Depending on the severity of hypothermia, the following may result:
Hypothermia occurs when your body can no longer produce enough heat to overcome cold exposure. Hypothermia is an extremely dangerous entity that has the potential to lead to death if not treated quickly. Luckily, hypothermia is avoidable. Individuals should not stay outside for too long if the weather is cold, and if outside during such arduous climate, proper clothing is critical. If your clothes are wet, quickly change out of them.
Certain patient populations are at a higher risk of developing hypothermia. Infants and young children are at increased risk due to their underdeveloped bodies and their inability to communicate reliably. On the other end of the age spectrum, the elderly are also at higher risk, as they tend to have multiple comorbidities. Physical and cognitive limitations could prevent them from seeking warmer environments in certain situations.
Hypothermia is potentially lethal if not quickly recognized and treated. The majority of patients first present to the emergency department, and the triage nurse should promptly accept the patient and inform the emergency department physicians. In general, treating patients with hypothermia requires an interprofessional team of healthcare professionals.

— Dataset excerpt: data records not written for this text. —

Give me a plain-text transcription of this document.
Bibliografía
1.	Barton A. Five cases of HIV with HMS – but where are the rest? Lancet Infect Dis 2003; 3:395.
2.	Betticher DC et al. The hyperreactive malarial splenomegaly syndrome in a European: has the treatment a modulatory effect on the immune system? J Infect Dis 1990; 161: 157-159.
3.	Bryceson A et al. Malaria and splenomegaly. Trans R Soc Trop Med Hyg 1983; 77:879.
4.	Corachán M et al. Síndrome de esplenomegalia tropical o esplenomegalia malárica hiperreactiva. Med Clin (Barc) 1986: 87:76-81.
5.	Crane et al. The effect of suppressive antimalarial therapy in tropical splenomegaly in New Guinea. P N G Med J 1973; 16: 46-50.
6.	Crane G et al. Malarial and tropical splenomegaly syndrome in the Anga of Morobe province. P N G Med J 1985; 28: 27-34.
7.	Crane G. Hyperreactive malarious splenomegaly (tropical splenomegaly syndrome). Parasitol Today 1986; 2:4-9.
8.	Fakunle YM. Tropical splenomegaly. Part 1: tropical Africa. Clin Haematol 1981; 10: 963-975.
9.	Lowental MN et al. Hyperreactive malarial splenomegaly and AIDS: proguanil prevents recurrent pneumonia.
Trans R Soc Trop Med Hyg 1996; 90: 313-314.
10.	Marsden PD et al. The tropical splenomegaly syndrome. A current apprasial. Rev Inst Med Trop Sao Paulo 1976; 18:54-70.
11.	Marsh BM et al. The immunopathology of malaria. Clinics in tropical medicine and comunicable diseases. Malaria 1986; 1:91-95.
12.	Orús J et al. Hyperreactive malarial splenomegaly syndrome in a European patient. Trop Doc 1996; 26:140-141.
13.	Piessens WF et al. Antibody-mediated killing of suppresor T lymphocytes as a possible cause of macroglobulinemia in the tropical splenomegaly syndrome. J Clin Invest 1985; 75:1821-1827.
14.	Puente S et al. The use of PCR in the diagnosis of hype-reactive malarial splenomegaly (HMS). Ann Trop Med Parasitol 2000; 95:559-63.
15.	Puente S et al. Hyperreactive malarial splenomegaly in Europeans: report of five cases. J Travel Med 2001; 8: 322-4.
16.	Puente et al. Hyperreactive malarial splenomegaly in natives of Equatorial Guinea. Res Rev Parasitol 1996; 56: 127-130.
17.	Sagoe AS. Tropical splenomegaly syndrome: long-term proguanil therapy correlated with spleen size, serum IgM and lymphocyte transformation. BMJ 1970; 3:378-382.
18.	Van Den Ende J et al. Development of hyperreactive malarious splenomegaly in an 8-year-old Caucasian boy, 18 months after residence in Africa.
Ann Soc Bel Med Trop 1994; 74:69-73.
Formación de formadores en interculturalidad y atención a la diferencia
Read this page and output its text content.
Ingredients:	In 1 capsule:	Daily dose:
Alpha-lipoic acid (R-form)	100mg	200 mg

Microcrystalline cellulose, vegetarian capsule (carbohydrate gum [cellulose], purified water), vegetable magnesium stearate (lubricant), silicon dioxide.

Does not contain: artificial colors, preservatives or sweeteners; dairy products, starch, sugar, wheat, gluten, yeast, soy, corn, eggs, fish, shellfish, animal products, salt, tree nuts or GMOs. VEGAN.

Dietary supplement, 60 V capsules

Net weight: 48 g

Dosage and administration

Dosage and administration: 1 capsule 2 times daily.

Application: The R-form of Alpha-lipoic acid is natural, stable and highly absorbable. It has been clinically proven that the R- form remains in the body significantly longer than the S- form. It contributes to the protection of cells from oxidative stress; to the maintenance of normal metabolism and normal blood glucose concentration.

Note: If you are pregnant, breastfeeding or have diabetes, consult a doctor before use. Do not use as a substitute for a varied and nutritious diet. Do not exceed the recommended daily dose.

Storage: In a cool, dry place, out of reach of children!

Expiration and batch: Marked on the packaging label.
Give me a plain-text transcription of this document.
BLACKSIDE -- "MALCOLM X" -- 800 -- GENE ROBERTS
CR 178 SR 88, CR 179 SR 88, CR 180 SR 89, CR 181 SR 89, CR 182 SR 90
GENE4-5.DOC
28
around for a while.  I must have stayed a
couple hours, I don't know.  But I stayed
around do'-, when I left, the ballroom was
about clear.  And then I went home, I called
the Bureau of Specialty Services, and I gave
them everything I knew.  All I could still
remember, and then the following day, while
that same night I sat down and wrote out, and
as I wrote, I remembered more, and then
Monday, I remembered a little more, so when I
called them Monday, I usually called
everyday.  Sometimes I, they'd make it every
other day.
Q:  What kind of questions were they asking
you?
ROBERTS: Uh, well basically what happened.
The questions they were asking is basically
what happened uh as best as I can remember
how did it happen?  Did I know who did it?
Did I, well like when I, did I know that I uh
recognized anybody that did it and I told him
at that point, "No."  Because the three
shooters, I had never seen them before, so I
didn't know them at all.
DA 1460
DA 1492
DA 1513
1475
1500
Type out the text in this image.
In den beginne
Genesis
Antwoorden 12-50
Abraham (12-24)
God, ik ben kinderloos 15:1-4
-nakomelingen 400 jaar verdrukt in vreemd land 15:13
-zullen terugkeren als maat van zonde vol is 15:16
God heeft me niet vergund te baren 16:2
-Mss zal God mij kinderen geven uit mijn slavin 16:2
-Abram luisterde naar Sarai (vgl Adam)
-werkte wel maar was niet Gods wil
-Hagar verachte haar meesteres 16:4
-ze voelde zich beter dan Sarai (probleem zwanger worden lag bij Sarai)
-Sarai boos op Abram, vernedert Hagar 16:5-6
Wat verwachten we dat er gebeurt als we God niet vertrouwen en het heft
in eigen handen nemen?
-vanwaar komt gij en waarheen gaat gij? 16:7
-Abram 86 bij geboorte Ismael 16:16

EMS personnel provide the initial encounter and resuscitation effort. They will remove wet clothing and initiate external passive rewarming. After reaching the hospital, nurses and emergency room physicians will work together to further warm the patient with external and internal invasive rewarming methods.
Hypothermic patients are prone to many complications and require admission to the ICU, where there will be continuous monitoring by the nurses. The pulmonologist and cardiologist should be involved if the patient has pulmonary edema or aspiration pneumonia. Since frostbite is a common outcome, wound care must take part in therapy. Regular debridement of the wound may be necessary. Blood work requires monitoring for rhabdomyolysis. Nursing must remain in attendance constantly and report any deterioration in condition to the physician staff, as well as administering fluids and any medications.
Nephrologists, surgeons, and cardiology may be required if ECMO, hemodialysis, or cardiopulmonary bypass is needed.
Hypothermia is a medical emergency and requires an interprofessional team approach, including physicians, specialists, specialty-trained nurses, and pharmacists, all collaborating across disciplines to achieve optimal patient results. [Level V]
For those who survive, education is necessary to prevent a repeat episode. These individuals should avoid alcohol, dress appropriately, and carry a survival bag with the essential equipment and material to protect the body. Only through an interprofessional team approach can be morbidity of hypothermia be lowered.
Patients who receive rapid resuscitation usually have good results but residual frostbite and muscle injury may be present. Outcomes are worst for the very young and elderly.